Vatani hizmet tertibinden aylık alanların aylıklarını yükseltmek istiyoruz. Araç alırken özel tüketim vergisi, o hakları biraz daha genişletmek istiyoruz. Gazilerimizin tamamına “Gazi” yazan özel bir plaka verilmesi lazım... Bakın bunun parayla pulla da ilgisi yok. Caddede giderken o arabayı kullananın bu ülkenin gazisi olduğunu hepimizin kabul etmesi lazım. Size bir örnek vereyim. İngiltere’de bir gazi bir mağazada gittiğinde, bir alışveriş merkezine gittiğinde anons ederler “Falan gazi mağazamızı onurlandırmıştır” diye, bu kadar önem veriyorlar. Biz gazilerimizi açlığa mahkûm ediyoruz. Gazilerimiz sorunlarını çözmek için bürokrasi içinde kaybolup gidiyorlar. Sadece Başbakanlığa bağlı şehit yakınları ve gazilerin yüksek kurulu oluşturulacak, bütün gazilerimiz, şehit yakınlarımız buraya başvurarak sorunlarının çözülmesini isteyecekler, bir makamla muhatap olacaklar, elli makamla değil.
Şehit eşine milletvekili emeklisi ayda kaç lira alıyorsa, şehit eşine de aynı parayı vermemiz lazım. Şehit eşinin ne günahı var ya, açlığa mı mahkûm edeceğiz? Bu ülke için, evimizde biz rahat uyuyalım diye canını feda ediyor, şehidimiz diyoruz, efendim buna bu olmaz. Diyebilirler ki şehitlerimize ve gazilerimize bu kadar ayrıcalık yapılabilir mi? Yüce Allah bile şehitlerimiz için ayrıcalık yapmıştır, onların mekânı farklı bir yerdedir. Biz onu yapacağız, şehitlerimize ve gazilerimize ayrıcalıklı davranacağız.
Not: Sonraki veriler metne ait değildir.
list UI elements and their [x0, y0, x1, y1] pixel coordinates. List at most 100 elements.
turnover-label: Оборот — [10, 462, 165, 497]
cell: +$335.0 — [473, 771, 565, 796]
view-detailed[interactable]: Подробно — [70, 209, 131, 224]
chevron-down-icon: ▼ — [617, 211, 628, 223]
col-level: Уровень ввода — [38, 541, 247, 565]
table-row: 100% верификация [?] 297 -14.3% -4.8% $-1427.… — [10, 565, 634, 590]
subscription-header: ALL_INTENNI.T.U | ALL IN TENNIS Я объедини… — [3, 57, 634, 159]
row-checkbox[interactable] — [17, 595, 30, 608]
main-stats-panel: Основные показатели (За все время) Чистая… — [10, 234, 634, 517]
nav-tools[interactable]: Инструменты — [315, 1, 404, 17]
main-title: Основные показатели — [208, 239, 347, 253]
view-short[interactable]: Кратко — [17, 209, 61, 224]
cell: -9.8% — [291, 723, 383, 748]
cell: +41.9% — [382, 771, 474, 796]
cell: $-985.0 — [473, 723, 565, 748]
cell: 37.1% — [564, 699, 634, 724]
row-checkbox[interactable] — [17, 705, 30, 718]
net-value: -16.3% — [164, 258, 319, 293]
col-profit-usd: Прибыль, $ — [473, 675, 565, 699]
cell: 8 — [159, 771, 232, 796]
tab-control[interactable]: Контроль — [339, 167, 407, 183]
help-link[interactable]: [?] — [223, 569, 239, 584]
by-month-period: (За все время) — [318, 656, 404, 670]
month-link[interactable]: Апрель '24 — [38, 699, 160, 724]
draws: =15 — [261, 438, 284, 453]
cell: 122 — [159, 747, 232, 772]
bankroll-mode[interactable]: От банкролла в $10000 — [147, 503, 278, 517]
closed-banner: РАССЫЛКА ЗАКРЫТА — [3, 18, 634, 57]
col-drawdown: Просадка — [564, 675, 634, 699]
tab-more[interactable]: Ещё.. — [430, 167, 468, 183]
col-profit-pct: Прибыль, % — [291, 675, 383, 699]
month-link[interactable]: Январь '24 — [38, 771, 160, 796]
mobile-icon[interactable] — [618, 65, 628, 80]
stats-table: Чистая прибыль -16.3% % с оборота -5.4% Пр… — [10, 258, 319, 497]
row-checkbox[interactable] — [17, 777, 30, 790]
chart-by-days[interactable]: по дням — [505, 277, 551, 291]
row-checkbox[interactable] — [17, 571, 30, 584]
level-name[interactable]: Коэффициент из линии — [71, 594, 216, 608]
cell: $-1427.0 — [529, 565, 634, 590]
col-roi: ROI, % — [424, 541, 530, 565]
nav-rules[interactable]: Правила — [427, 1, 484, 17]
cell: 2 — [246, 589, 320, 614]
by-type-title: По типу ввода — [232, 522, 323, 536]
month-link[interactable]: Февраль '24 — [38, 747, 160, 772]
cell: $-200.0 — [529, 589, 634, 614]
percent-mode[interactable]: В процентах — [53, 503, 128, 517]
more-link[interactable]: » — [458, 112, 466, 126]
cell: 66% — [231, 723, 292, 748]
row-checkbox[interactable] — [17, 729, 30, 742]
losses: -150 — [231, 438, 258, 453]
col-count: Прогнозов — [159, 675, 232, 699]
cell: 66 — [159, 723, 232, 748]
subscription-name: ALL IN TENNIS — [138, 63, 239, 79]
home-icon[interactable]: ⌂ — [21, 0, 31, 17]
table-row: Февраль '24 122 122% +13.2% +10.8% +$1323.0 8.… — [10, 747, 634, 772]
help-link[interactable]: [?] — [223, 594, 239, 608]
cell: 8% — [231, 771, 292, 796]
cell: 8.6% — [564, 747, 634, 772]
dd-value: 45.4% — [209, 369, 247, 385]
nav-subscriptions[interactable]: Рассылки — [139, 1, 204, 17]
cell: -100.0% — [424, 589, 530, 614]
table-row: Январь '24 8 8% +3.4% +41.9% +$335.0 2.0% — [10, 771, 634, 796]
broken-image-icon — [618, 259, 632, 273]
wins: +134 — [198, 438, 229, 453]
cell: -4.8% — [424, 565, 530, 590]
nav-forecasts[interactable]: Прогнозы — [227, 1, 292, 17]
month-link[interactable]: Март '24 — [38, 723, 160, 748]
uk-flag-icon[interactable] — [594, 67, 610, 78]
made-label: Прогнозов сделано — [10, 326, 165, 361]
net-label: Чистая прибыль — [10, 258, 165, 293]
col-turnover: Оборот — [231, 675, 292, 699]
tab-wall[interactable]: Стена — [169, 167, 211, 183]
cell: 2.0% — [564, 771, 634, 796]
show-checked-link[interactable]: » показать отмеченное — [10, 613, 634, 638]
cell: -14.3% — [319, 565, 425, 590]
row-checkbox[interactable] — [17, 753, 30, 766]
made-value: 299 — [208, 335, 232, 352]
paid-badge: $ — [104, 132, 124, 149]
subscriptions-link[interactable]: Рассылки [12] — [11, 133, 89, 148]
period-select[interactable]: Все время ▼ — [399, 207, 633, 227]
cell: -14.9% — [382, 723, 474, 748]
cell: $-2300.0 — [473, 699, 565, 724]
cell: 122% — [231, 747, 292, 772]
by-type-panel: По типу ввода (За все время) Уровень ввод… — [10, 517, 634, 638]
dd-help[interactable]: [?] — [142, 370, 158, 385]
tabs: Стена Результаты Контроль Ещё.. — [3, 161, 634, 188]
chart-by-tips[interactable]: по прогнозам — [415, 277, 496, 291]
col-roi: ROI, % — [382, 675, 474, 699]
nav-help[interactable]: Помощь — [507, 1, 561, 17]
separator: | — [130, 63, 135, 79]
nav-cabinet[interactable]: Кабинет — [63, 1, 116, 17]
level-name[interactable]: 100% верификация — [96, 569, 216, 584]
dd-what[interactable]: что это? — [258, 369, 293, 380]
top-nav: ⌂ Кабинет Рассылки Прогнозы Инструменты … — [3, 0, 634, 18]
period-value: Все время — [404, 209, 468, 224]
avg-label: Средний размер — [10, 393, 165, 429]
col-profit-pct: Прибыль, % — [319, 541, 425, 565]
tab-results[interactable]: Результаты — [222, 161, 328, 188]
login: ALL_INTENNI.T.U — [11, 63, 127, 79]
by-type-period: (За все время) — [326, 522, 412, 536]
Şimdi ben Sayın Davutoğlu’na açık ve net bir çağrı yapıyorum: Siz de şehitleri savunuyorsanız, şehit ailelerinin yoksulluktan koparılmasını istiyorsanız, “Gazilerimiz bu ülke için kollarını, bacaklarını, gövdelerini, gözlerini feda ettiler” diyorsanız, ya, sayıları kaç kişi zaten, gel beraber açık çek veriyorum, bu kanunu birlikte Meclisten geçirelim. Bu olayı da kökten bitirmiş olalım. Gazilerimiz ve şehitlerimiz bizim için onur kaynağıdır, her zaman onur kaynağı olmaya da devam edecektir.